Clematis is a beautiful, climbing woody vine that produces abundant blossoms in a variety of colors. Once established, clematis needs only a minimum of care to continue blooming year after year. Most popular varieties are the Jackman clematis, which produces large, deep purple flowers, and the Japanese clematis which produces profuse small white flowers. Transplanting clematis from one area to another is not a difficult process but needs some consideration.
Clematis comes in varieties that bloom at different times of the growing season. There are spring-blooming varieties that come out of their dormancy period very early. Other varieties bloom in the mid-summer or fall. These periods of dormancy, growing and blooming have an effect on the strength of the plant and its ability to withstand the shock of the transplant process, so care should be taken to avoid blooming seasons when transplanting.
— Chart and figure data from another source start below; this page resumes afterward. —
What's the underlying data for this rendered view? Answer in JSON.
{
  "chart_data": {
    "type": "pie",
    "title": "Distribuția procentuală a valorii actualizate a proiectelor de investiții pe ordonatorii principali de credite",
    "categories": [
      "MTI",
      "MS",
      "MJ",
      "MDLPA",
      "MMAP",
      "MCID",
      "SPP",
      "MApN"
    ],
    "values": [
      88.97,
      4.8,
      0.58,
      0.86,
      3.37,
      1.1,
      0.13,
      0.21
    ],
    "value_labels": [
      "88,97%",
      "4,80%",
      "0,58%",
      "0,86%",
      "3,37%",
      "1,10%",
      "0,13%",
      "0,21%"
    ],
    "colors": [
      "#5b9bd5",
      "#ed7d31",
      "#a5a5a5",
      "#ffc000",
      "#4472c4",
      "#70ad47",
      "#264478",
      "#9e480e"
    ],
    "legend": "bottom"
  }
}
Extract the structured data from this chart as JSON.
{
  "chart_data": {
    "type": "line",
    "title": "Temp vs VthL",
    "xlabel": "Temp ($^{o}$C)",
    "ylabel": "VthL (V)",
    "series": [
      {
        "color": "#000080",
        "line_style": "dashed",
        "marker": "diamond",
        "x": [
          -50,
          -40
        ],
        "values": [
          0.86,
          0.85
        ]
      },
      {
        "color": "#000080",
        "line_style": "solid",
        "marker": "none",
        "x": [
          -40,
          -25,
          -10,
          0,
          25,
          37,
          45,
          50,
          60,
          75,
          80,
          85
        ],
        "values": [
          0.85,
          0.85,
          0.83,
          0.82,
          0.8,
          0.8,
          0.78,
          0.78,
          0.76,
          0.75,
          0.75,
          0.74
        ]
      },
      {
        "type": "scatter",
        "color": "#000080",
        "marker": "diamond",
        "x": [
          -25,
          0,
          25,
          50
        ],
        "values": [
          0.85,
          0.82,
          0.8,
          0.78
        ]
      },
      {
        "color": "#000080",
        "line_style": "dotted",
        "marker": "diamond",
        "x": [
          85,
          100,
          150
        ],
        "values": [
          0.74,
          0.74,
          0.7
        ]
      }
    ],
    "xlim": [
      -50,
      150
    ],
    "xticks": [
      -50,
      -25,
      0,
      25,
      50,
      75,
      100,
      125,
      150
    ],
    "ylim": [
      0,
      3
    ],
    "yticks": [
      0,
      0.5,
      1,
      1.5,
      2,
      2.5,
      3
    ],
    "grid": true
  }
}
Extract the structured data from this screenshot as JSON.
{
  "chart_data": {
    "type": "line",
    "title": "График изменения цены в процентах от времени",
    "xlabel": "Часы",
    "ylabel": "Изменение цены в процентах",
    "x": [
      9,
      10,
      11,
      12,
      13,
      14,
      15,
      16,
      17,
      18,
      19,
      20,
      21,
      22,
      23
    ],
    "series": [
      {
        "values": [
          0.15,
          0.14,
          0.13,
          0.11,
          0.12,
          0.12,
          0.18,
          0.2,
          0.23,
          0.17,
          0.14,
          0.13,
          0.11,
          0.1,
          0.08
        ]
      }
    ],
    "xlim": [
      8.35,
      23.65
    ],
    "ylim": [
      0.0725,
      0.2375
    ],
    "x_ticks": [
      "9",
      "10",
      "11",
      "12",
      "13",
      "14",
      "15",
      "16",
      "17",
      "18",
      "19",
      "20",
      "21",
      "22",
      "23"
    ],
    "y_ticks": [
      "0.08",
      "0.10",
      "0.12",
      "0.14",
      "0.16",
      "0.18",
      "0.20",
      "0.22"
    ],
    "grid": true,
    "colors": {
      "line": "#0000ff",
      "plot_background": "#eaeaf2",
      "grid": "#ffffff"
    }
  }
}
Most experts suggest that transplanting be done very early in the spring while the plant is still dormant and before new growth appears. This can be done as soon as the ground can be worked. Otherwise, transplanting should be delayed until very late in the fall after blooms have fallen off.
A well-established clematis plant will have an extensive root system that will be larger than you expect. Plant roots can reach as much as 4 feet under ground. It is important to avoid damaging the roots as much as possible because most of the plant’s energy is in the root system during the dormancy period. Dig up the plant, taking care to get as much as the root system as you can. If the plant is large and unwieldy, you may need to use a wheelbarrow to carry it to the transplanting area.
Dig a hole considerably larger than you will need for the root system. Place compost or manure at the bottom of the hole. Throw in a bit of bone meal or a fertilizer high in phosphates. Mix with the compost at the bottom of the hole. Fill the hole with water. Submerge the plant in the water. Fill in with enriched topsoil. See that the plant is 2-3 inches deeper than its previous level. Water regularly as needed
Keeping the plant moist will help to establish it in its new home and will reduce shock to the root system. Many clematis plants weather transplanting without a problem, but sometimes a full growing season is required to become accustomed to its new position. Regardless, keep the plant watered and fertilize every two weeks with a general fertilizer.